To assess the utility of the bimodal MQDs for biological applications, they were applied to cells in culture. J774 macrophages were incubated with MQD738 at a concentration of 0.37 mM Fe in water for 6 hours. The cells containing the MQDs were then injected into the phantoms and subjected to MR imaging. For comparison, cells without MQDs and cells with Feridex® I. V. NPs were imaged along with cells containing Fe doped MQD738. The differences in MRI contrast generated by these cells are shown in Figure 8(d). The T₂ contrast generated by cells containing the MQDs is intermediate between that generated by those containing Feridex® I. V. NPs and the blank phantom containing cells without any particles. This demonstrates the contrast generating capacity of the Fe doped MQDs. These results illustrate that the same range of applied concentrations of Fe doped MQDs can produce both optical and MR contrast and demonstrate the dual-mode imaging capability of these MQDs.

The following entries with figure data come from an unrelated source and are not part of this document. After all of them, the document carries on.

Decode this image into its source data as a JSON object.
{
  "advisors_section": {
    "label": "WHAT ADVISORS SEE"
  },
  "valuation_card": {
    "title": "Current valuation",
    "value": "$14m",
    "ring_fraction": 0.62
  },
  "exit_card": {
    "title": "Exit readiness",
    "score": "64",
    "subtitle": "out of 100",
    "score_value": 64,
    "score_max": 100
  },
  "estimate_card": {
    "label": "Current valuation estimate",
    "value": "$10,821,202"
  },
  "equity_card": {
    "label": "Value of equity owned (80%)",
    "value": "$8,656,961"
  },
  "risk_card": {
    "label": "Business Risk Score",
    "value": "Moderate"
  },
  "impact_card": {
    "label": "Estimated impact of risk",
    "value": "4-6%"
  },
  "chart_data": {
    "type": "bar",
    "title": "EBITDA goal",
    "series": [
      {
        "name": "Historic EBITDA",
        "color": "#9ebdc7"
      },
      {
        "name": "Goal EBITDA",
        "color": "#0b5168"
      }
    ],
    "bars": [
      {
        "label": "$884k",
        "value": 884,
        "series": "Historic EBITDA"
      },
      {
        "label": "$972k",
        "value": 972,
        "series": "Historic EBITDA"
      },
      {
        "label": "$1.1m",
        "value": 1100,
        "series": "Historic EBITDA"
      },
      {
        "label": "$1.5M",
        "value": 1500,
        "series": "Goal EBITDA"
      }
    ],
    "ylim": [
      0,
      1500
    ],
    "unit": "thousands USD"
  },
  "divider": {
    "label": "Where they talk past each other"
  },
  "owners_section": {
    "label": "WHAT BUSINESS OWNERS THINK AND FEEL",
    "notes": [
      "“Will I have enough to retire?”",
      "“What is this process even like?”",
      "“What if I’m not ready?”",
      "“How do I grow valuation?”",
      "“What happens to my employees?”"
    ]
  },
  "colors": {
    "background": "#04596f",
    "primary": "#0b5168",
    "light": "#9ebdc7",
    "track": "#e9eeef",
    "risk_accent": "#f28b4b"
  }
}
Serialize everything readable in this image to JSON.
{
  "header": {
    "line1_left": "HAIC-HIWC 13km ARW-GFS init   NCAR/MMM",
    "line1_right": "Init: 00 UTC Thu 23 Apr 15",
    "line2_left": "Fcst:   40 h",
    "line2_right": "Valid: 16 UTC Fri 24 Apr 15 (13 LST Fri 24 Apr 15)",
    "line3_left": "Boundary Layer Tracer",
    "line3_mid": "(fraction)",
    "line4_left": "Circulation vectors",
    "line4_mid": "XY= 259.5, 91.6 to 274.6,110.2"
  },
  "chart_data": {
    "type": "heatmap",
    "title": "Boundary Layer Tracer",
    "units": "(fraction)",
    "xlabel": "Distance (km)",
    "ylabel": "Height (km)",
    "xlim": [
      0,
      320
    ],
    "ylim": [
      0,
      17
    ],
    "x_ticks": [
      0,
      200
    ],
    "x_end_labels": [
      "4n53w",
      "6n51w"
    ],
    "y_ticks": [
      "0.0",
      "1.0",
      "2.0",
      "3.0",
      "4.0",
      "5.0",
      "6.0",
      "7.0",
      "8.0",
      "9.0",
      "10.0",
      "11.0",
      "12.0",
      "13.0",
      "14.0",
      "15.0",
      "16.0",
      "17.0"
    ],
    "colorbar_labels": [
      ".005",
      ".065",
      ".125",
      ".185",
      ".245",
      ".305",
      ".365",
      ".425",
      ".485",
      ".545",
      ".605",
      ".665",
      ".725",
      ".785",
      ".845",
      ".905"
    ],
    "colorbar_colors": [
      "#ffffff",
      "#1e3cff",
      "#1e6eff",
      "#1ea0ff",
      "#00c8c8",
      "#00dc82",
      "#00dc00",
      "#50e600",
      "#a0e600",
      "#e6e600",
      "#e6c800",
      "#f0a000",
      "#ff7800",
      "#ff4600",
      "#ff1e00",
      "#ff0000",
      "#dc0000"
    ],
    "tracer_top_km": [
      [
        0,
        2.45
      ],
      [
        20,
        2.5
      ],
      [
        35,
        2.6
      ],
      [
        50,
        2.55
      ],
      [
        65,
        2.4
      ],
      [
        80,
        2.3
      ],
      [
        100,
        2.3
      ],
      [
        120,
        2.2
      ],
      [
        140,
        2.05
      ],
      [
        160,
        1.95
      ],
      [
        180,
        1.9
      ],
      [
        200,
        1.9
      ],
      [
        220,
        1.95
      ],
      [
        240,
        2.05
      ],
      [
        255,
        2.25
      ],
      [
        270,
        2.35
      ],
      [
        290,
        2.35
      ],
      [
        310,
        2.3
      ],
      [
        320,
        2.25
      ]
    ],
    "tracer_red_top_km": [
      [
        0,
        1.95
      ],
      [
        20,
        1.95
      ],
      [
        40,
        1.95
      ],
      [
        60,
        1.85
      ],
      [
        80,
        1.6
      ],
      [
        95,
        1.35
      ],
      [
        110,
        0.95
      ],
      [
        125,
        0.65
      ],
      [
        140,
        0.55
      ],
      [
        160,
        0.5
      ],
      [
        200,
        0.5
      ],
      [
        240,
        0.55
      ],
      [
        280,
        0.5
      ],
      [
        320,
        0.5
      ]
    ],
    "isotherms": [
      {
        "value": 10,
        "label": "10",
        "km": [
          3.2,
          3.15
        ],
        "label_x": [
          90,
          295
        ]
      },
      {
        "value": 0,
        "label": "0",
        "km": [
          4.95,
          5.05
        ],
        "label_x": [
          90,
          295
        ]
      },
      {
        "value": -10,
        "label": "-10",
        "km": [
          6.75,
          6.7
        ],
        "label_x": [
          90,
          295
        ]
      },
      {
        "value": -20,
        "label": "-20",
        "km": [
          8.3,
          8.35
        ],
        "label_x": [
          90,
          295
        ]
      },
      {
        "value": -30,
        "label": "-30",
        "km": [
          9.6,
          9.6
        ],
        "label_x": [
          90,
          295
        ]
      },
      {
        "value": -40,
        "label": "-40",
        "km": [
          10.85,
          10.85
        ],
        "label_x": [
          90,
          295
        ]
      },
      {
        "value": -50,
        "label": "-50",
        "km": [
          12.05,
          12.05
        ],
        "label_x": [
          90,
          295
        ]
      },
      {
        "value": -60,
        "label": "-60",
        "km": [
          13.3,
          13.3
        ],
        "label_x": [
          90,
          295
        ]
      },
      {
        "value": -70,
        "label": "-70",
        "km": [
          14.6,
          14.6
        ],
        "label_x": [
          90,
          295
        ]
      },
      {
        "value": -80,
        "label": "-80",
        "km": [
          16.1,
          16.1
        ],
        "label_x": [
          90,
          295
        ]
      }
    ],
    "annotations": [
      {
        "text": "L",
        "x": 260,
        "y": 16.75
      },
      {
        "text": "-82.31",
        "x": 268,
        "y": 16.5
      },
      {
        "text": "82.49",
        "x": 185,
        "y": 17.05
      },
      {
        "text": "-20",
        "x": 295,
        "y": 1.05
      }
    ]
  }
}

In conclusion, we report a novel aqueous based hydrothermal technique to produce vis-NIR emitting MQDs that could be used for combined optical and MR biological imaging applications. The MQDs synthesized by the hydrothermal technique are not only fluorescent and magnetic, hence useful for bimodal imaging, but are also smaller in size. Furthermore, for producing bimodal nanoparticles, one pot hydrothermal synthesis is a relatively simpler technique in comparison to the conventional methods that employ multiple steps. The technique described here permits the incorporation of Fe ions, up to a specified amount, into NIR emitting MQDs without compromising the PL QY. This represents a significant breakthrough in the design and development of bimodal NIR emitting aqueous based MQDs. The Fe content in the MQDs is variable and can easily be modified. The maximum amount of Fe that could be doped into the MQDs without compromising the fluorescent property was found to be 5.6 atomic%. Above this amount Fe produces significant quenching of the MQD fluorescence. The MQDs in the visible region have room temperature high quantum yield of 35-67.5% while those in the NIR region exhibit 10-35% QY. The superparamagnetic nature of the MQDs was established using SQUID magnetometry measurements at 10K and 300K and their superparamagnetic property was found to be similar to Feridex® I.V. NPs. The MRI results demonstrate that these magnetic MQDs can serve as effective T₂ contrast agents. The applications of these MQDs might include but not limited to tracking of live cells, cancer diagnosis and therapy.